Souvent, quand rien n’est trouvé sur le parcours professionnel, c’est dans la vie privée que l’on va fouiller pour trouver l’élément devant servir à les abattre. Une fois les éléments de preuve rassemblés, la justice est actionnée par un tiers à l’effet de porter l’estocade. Tout ce processus se fait dans un jeu de l’ombre connus des seuls initiés.
Le corps électoral est, ensuite, travaillé au corps par la presse pour que cette pratique malicieuse apparaisse comme légitime et juste. C’est ainsi que plusieurs étoiles montantes ont été éteintes. Dans les démocraties contemporaines, cela fait partie des pratiques bien connues dans l’accès aux positions de pouvoir politique. Les sociétés occidentales qui se sont construites autour de certaines valeurs passent par ces valeurs-là pour éliminer les candidatures gênantes.
Bien que légales, ces pratiques choquent le commun des mortels et, surtout, les populations qui voient l’offre politique réduite. En Occident, elles sont utilisées quand le candidat déclaré ne convient pas à l’establishment ou ne lui inspire pas confiance. Et ces manœuvres sont légitimées par le pouvoir judiciaire qui intervient pour rendre légal et crédible le coup bas politique. Il y a donc beaucoup de finesse dans cette stratégie d’élimination douce de l’adversaire. Aux Etats-Unis, elle s’est institutionnalisée et ne choque pas. En Afrique, en revanche, elle est cousue de gros fils blancs bien visibles par tous, même quand ses commanditaires clament leur innocence tout en cachant mal leur activisme débordant.

Comme toujours, la stratégie utilisée dans ces manœuvres politiciennes, c’est d’en faire des affaires de justice (pénales ou civiles) alors que le grand bénéficiaire de ces sombres affaires est la main invisible, le donneur d’ordre qui tire en secret les ficelles et qui tirera les marrons du feu après. C’est ainsi que plusieurs étoiles politiques montantes ont été éteintes ou ont vu leurs ambitions nationales brisées en Occident comme dans les pays africains qui veulent se montrer moins rustres dans l’élimination de l’adversaire politique. Cette manœuvre vise à déplacer le centre de gravité vers un autre candidat qui devient alors le plus en vue, les électeurs n’ayant d’autre choix que de reporter leur sympathie sur lui.

Cette pratique relève des interférences de l’exécutif ou de l’establishment pour favoriser le candidat de son choix en se servant du pouvoir judiciaire. Et, ce qu’on voit, c’est un parti-pris décisif, et ce mot est très important dans la stratégie, du pouvoir judiciaire dans la confrontation politique afin que la présidentielle soit pliée pour un camp. Et, le pouvoir judiciaire intervient effectivement au bon moment du temps politique.
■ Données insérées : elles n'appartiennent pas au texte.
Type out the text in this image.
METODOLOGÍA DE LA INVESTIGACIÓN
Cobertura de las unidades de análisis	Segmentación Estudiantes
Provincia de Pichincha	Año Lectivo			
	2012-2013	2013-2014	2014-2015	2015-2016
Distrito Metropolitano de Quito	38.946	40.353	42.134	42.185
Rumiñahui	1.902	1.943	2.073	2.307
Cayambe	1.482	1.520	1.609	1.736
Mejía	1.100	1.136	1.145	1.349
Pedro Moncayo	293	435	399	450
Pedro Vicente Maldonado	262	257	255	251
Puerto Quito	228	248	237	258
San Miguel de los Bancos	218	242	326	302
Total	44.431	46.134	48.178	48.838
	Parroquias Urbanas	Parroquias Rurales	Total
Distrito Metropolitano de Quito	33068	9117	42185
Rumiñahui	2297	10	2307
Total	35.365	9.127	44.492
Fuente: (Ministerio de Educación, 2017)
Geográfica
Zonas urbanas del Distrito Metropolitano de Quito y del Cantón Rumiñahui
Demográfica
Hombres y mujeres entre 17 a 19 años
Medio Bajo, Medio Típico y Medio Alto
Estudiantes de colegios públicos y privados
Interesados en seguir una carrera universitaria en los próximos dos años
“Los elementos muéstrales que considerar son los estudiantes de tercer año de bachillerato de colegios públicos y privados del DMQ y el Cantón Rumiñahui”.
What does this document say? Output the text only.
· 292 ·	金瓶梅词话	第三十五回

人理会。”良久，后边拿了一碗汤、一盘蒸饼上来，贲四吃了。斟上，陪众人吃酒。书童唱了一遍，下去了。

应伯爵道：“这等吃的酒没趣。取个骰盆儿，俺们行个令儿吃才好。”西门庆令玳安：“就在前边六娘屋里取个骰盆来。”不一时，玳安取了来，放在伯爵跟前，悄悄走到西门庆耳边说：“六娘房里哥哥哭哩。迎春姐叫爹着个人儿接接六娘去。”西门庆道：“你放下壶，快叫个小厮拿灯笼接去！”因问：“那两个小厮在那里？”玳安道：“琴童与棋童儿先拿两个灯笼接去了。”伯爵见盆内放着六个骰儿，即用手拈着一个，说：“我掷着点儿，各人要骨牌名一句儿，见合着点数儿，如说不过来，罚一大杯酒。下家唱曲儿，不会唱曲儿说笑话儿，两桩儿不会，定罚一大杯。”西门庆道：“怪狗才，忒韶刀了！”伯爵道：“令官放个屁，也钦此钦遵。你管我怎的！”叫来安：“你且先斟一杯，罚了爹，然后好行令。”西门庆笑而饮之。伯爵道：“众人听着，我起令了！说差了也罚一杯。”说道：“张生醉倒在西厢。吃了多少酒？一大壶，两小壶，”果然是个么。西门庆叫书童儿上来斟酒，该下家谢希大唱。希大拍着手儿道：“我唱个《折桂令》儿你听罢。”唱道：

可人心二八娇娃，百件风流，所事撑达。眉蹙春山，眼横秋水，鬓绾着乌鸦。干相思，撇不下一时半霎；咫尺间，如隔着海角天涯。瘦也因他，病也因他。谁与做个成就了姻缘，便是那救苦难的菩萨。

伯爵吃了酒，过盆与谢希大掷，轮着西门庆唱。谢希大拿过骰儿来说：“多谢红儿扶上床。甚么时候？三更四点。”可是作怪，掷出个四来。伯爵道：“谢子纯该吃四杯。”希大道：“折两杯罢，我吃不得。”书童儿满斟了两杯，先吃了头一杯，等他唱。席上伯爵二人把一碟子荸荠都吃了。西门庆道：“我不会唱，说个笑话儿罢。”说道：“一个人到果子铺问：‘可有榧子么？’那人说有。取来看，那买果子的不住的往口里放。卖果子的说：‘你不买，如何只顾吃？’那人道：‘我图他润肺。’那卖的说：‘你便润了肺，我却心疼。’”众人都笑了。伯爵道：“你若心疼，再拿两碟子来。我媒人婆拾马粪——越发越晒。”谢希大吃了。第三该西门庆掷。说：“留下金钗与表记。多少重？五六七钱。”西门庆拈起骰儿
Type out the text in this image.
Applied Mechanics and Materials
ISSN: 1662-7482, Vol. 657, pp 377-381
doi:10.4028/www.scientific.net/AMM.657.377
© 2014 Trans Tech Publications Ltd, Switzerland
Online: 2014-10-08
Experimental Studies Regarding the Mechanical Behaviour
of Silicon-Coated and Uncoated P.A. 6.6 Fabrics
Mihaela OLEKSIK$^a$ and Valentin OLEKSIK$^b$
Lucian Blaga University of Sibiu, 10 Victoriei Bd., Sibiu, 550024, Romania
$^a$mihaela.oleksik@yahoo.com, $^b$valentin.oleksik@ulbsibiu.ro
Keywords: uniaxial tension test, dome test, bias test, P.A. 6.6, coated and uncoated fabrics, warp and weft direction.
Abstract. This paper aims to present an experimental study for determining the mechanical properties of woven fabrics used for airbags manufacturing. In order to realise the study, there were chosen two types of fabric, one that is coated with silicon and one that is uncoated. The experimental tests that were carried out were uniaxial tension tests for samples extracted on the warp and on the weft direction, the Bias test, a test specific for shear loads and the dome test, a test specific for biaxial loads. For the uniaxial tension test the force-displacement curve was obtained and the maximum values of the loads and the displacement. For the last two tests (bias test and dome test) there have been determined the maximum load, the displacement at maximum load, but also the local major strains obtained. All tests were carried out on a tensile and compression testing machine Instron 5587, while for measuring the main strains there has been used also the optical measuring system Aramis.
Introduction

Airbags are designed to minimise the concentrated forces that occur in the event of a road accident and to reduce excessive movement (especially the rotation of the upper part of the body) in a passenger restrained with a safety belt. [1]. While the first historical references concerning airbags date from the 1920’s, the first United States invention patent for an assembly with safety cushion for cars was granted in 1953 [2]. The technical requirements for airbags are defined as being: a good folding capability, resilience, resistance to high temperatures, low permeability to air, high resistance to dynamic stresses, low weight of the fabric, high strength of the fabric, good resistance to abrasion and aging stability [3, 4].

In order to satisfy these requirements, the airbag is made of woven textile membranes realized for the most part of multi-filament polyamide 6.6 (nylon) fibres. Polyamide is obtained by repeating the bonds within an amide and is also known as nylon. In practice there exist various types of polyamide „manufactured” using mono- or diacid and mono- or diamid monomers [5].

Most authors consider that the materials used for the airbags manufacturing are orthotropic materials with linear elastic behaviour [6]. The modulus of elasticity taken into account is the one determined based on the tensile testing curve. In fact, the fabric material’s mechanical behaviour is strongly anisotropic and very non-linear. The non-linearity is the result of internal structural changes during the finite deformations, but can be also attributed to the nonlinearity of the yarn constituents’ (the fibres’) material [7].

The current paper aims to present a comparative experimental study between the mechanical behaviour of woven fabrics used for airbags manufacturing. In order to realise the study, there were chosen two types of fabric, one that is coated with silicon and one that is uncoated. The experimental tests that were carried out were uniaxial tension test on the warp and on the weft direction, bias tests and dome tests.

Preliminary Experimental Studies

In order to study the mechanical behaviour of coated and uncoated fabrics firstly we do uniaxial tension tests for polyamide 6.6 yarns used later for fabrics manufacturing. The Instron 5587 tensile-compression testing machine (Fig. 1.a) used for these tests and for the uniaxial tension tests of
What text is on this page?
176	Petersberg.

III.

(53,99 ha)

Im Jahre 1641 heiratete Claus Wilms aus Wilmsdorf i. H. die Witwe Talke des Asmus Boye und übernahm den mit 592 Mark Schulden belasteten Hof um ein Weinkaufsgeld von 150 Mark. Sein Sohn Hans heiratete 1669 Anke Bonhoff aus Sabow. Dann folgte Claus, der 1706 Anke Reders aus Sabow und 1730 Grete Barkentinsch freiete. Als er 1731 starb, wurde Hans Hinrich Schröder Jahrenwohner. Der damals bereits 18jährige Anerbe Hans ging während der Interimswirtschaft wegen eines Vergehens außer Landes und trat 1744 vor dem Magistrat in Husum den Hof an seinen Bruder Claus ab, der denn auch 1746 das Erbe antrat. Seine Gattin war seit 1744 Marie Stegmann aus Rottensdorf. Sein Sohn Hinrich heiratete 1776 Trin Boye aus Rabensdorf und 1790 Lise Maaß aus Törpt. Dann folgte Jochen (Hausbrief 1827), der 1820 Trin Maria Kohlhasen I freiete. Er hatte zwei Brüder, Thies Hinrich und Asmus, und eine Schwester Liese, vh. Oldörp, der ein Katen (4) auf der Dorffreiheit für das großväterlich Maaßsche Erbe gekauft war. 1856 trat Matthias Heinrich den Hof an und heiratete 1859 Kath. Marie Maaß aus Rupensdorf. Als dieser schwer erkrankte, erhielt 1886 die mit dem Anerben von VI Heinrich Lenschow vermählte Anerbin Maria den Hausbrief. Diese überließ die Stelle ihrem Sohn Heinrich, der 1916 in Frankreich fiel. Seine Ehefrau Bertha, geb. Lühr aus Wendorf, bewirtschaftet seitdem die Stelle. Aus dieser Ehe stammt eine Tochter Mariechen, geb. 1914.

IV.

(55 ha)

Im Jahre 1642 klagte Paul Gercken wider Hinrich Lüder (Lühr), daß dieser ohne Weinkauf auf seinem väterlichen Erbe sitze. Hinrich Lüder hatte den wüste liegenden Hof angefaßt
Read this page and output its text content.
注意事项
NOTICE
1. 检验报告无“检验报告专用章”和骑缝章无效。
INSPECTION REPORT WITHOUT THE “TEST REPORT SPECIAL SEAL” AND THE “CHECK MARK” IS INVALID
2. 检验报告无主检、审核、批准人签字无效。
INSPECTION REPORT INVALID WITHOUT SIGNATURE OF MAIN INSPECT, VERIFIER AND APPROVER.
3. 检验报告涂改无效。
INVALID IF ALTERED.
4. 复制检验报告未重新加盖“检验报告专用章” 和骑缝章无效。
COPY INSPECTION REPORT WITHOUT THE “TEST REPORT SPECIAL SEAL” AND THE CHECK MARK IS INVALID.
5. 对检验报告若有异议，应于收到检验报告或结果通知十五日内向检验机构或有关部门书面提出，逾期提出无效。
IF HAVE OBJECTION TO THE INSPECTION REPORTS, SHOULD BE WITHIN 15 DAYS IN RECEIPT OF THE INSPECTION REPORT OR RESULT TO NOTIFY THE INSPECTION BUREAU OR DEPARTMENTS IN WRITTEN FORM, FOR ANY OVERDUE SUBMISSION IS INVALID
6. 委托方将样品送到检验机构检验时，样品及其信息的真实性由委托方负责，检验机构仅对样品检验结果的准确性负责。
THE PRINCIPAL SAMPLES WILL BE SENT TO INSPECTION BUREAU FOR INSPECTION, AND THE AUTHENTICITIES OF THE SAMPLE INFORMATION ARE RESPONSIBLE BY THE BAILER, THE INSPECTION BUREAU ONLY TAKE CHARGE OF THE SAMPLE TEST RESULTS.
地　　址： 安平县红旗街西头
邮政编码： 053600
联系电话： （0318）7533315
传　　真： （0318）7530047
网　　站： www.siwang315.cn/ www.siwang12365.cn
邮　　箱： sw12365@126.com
Cela permet de discréditer la victime et de salir son image auprès des électeurs, de ses partisans et de ses soutiens.

En plus, la victime est rendue responsable elle-même de son propre sort pour n’avoir pas pris toutes les précautions requises avant de se porter candidat. C’est une manœuvre d’une malice très fine et qui se présente comme une transposition dans l’arène politique du comportement dans la vie du pervers narcissique. On a vu qu’aux Etats-Unis cette manœuvre politicienne a été abondamment utilisée contre l’actuel président sans pouvoir l’ébranler ni éroder le capital de sympathie des populations en son endroit.

L’analyse du mouvement « Les Démocrates de Côte d’Ivoire »

Pour le mouvement « Les Démocrates de Côte d’Ivoire », le président Tidjane Thiam voit son nom retiré de la liste électorale non pas parce qu’il s’est prévalu d’une autre nationalité, terme qu’on aurait pu utiliser pour qualifier son cas mais qu’on a évité d’employer à cause de l’histoire sombre qui lui est attachée. A cause de ce concept sorti du chapeau magique des juristes ivoiriens, des personnes, dans ce pays, ont menacé de « tout gnangami ». Et, il y a eu la rébellion de 2002.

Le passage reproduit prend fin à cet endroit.